Непреклонный вздохнул…

– Вы учитель? – спросил он.

– Да-с, учитель. Преподаю русский язык…

– Были в университете?…

– Нет-с, я ограничился одним гимназическим курсом.

Непреклонный подвинулся к нему ближе и спросил вполголоса:

– Вы бедны?

– Да, я состояния не имею.

Непреклонный отвернулся, промолвив:

– Да, да я тоже был беден…

Потом вдруг воскликнул, сверкнув глазами прямо в лицо изумленного Василькова:

– Но это ничего!.. Смелей вперед, вперед!

И, запев какой-то марш, он начал барабанить в стекло.

К завтраку пришел Михайла. Все были веселы, особенно Непреклонный; он выпил почти целый горлач молока, говорил без умолка самым простым языком, спросил у Ивана Павловича, наблюдает ли он нравы, и когда тот отвечал, что одно из искреннейших его желаний – желание изучить домашний быт русского народа, он засмеялся, пожал ему плечо и заметил, что это бездна и что в два месяца ее не исчерпаешь. Маше он говорил комплименты, рассказывал смешные московские анекдоты, подшучивал над медициною Михайлы, и незаметно прошедший завтрак оставил в душе Ивана Павловича какое-то смутное чувство удивления, беспокойства и удовольствия, в котором он сам не мог себе дать отчета.
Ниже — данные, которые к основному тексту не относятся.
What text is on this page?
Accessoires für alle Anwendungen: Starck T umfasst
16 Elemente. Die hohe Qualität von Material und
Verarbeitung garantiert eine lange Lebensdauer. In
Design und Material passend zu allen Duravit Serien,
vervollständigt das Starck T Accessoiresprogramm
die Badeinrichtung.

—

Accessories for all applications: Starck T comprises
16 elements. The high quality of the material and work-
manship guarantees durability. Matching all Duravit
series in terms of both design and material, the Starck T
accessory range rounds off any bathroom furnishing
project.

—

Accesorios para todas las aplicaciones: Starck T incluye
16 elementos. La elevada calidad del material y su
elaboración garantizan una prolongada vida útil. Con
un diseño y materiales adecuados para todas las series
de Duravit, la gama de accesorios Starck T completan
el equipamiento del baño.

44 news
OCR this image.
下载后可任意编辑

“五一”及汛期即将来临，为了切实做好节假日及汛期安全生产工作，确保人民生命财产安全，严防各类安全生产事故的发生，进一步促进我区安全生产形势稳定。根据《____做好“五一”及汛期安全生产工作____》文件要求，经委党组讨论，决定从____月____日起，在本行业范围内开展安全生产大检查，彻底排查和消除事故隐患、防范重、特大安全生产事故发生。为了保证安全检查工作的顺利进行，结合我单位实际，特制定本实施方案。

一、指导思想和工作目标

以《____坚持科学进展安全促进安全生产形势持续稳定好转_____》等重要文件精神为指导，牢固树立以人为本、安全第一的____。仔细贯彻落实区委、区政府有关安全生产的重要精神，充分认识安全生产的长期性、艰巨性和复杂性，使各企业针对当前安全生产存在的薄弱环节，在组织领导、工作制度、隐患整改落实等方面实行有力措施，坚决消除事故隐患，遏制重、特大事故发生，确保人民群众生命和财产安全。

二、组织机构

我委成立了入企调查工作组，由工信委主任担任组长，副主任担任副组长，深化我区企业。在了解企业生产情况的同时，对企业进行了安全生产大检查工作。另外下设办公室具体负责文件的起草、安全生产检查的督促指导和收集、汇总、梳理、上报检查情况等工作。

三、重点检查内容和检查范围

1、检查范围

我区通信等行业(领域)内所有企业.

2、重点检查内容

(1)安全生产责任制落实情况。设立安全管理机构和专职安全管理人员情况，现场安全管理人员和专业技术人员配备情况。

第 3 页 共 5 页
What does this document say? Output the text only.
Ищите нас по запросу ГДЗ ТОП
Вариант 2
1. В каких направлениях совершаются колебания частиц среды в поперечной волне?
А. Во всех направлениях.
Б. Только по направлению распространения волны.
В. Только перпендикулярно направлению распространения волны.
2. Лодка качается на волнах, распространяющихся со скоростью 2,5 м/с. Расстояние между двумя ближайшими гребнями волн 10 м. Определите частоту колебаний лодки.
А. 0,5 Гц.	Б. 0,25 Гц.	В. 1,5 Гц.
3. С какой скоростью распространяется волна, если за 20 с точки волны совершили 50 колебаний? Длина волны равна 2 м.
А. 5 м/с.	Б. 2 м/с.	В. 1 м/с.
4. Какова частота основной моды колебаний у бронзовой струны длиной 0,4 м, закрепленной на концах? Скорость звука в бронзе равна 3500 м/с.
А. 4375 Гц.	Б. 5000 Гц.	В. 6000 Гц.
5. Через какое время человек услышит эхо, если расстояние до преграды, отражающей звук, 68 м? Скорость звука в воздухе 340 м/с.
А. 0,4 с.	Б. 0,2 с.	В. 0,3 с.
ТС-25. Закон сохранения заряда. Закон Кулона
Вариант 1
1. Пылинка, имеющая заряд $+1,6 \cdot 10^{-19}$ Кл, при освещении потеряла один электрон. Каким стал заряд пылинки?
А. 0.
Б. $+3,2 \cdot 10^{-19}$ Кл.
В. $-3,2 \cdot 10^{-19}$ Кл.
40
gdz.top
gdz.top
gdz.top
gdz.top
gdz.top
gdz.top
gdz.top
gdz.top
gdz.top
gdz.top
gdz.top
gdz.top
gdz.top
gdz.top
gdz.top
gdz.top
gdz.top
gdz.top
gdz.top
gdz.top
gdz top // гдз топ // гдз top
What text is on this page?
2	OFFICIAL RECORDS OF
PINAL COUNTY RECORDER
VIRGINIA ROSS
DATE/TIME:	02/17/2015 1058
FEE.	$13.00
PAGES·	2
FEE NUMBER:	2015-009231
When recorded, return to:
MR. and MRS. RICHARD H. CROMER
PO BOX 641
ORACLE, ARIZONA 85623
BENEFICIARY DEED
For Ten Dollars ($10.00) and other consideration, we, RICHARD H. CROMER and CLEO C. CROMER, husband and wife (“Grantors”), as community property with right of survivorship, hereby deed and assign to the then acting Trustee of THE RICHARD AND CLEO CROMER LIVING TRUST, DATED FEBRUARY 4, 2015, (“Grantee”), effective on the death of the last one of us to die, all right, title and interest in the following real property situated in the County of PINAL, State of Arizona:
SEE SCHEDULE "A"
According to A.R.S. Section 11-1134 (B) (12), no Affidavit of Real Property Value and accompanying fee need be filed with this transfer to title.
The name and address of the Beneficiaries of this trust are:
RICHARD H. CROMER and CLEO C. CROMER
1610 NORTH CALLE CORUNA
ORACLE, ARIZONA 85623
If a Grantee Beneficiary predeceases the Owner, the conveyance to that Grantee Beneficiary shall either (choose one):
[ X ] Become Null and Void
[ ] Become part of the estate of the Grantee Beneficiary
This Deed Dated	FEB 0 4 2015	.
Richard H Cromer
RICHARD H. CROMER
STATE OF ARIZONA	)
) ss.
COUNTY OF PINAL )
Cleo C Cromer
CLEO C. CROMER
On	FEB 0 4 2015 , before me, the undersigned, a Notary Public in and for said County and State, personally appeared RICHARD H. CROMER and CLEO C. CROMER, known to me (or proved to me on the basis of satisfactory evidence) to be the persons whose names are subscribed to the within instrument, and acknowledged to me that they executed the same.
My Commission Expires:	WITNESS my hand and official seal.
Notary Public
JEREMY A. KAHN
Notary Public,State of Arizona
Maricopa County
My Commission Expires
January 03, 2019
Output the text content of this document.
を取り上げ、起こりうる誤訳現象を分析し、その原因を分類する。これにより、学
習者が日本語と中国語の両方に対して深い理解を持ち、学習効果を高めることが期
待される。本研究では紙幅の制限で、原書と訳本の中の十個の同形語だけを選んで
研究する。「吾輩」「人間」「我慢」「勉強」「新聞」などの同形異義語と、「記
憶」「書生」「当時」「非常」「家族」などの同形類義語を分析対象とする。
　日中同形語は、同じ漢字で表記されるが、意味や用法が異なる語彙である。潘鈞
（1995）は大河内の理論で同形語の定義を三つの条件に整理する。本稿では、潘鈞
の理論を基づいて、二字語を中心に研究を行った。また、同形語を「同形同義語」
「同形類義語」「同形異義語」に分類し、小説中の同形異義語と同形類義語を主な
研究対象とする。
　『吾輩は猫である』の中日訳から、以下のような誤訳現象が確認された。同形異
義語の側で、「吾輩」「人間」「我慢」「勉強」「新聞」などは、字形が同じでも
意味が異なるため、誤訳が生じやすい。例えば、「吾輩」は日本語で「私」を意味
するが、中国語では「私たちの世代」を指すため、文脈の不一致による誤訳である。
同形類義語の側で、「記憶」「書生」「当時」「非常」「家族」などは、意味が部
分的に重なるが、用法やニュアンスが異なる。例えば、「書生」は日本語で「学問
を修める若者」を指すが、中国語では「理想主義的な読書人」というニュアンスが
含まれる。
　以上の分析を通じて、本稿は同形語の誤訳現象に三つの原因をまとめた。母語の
После обеда молодой человек куда-то исчез. Маши тоже не было видно, и Васильков заблагорассудил выйти к реке и посидеть на камне, в тени. Проходя чрез сквозные сени, он увидел Машу, преспокойно разговаривавшую у задних дверей с Непреклонным. Иван Павлович покраснел и остановился; но, увидев, что Маша продолжает смеяться и что присутствие его не производит никакого эффекта ни на нее, ни на него, подумал, покачал головой и, уходя, обернулся еще раз. Глаза его встретили взгляд молодой девушки, которая скорчила небольшую гримаску и очень мило погрозила ему пальцом. Потом опять подняла глаза на Непреклонного, который в живописной позе, прислонясь к притолке, раскидывал перед нею свои кудри, широкие отвороты жакетки и пестрые концы носового фуляра.

Иван Павлович, начав подслушивать с утра, решился без труда продолжать начатое. Он сел у порога и напряг внимание.

Маша что-то прошептала.

– Ну, вот, дай Бог тебе здоровья, что не забыла старого друга! Поцалуй меня, – сказал ей в ответ Непреклонный.

– Ну вас с вашими поцалуями! Что ж обещали-то?

– Исполню, исполню.

– Ну, прощайте…

– Вот ты какая! А поцаловать?

Ивана Павловича била лихорадка; он привстал со скамьи – но все затихло, и через минуту Непреклонный, насвистывая польку, вышел из двери.

– А! это вы! – воскликнул он, увидев Ивана Павловича, который сидел неподвижно, прислонясь головой к раките.

– Я-с, – спокойно отвечал Васильков.

Непреклонный присел около него.

– Прекрасная вещь деревня! – сказал он вдруг, вынимая из кармана портсигар и закуривая папироску; потом он посмотрел с необыкновенною тонкостью на своего нового знакомца и, улыбнувшись полусострадательной, полунасмешливой улыбкой, которая делается опусканием углов губ книзу и которая вовсе к нему не шла, продолжал:

– Вижу, вижу, что изумил вас моим вступлением!.. Mais ne jugez pas l'arbre d'après l'écorce! Вы, вероятно, приняли меня за чрезвычайно светского человека… Как вы ошиблись!

– Я не знаю, на каком основании… – начал было скромно Васильков; но Непреклонный гордо прервал его, положив руку ему на колено и продолжая глядеть ему прямо в глаза:

– Полноте, полноте Иван Павлыч… pardon, вас, кажется, так зовут?

 

– Да-с, точно так. Но я все-таки не знаю…

– Нет-с позвольте, mon cher m-r Васильков. Поверьте вы мне, что умный человек сумеет всегда слить и то и другое – и природу, и общество. Это вовсе не так трудно даже. Я приведу вам тысячу примеров… не правда ли так?

Непреклонный с любезнейшей улыбкой склонил худощавое лицо свое к Ивану Павловичу, и русые волосы его, в самом деле густые и прекрасные, распались очень живописно на плече.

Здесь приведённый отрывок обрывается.